On Tuesday, executives from JPMorgan Chase & Co plan on announcing new climate-change initiatives, which includes restrictions on drilling in the artic and financing coal mining projects along with a $200 billion target to provide financing for sustainable projects.
JPMorgan will detail the initiative at its investor day.
The development follows years of criticism from environmentalists for its relationships with fossil-fuel companies – a scrutiny it has sought to avoid at events such as its annual shareholder meeting, which are open to the public.
JPMorgan’s investor day is an invitation-only event.
Many big U.S. banks have also announced similar initiatives.

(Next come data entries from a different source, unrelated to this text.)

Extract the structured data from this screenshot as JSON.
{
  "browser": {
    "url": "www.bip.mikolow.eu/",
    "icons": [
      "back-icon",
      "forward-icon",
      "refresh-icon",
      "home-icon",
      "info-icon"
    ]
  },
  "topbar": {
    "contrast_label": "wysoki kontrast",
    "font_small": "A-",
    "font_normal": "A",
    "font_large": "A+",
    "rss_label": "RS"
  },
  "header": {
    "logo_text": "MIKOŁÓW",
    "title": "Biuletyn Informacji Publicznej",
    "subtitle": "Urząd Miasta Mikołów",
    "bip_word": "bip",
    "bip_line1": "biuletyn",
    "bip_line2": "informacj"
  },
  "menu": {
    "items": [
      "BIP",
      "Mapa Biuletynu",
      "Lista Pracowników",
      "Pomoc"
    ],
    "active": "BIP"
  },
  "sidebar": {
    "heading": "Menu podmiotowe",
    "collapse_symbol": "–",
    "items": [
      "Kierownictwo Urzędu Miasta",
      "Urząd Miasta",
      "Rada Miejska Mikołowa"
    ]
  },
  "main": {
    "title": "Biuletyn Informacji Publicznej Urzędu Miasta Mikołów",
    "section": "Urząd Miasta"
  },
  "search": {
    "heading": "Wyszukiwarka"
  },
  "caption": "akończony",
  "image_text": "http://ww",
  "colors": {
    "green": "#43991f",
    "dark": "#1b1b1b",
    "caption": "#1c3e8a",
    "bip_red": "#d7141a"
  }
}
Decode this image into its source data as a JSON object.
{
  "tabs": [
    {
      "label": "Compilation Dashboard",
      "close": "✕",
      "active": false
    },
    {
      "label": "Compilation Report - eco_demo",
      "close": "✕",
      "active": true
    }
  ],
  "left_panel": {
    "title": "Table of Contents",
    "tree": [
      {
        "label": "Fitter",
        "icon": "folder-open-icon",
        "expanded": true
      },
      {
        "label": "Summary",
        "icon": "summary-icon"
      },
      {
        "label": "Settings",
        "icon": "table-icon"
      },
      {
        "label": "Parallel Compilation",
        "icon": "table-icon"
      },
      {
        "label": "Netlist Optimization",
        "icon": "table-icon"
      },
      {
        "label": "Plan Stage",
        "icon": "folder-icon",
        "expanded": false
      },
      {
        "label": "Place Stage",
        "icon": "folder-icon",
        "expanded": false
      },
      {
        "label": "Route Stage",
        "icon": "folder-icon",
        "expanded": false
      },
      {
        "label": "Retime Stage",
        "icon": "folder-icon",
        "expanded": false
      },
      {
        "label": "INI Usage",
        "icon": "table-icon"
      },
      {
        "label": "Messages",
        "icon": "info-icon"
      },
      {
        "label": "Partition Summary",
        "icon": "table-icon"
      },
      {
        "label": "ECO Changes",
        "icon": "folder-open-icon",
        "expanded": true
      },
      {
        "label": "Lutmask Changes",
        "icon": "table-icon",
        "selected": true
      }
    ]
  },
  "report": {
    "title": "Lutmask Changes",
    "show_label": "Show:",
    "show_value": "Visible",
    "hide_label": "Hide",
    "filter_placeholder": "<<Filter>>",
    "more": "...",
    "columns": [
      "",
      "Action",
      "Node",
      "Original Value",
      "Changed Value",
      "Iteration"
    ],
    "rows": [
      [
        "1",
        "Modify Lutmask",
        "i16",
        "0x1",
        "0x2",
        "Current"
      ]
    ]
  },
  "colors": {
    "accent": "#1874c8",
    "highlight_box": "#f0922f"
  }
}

In a statement, JPMorgan said for 2020, it will facilitate $200 billion in transactions that “support climate action” and advance the United Nations’ sustainable development goals. These transactions will include a mix of advisory services, loans, underwriting, and investments, and will include $50 billion of financing for green initiatives, which was earmarked to count toward a 2017 target.
The bank will also stop financing for new oil and gas developments in the Arctic, and will expand restrictions on its financing of coal mining and coal-fired power.
“Their coal mining financing represented less than 1% of their overall fossil financing” in recent years, said Jason Disterhoft, a climate and energy senior campaigner with Rainforest Action Network. “We need to see much more from them, particularly in terms of phasing out their fossil financing.”
Incidentally, JPMorgan has separately asked regulators for permission to skip a vote on a shareholder resolution seeking a review of its voting on climate-related proposals put to companies in which it holds stakes. Among other things the bank has argued its board does not directly control proxy voting by its asset management division.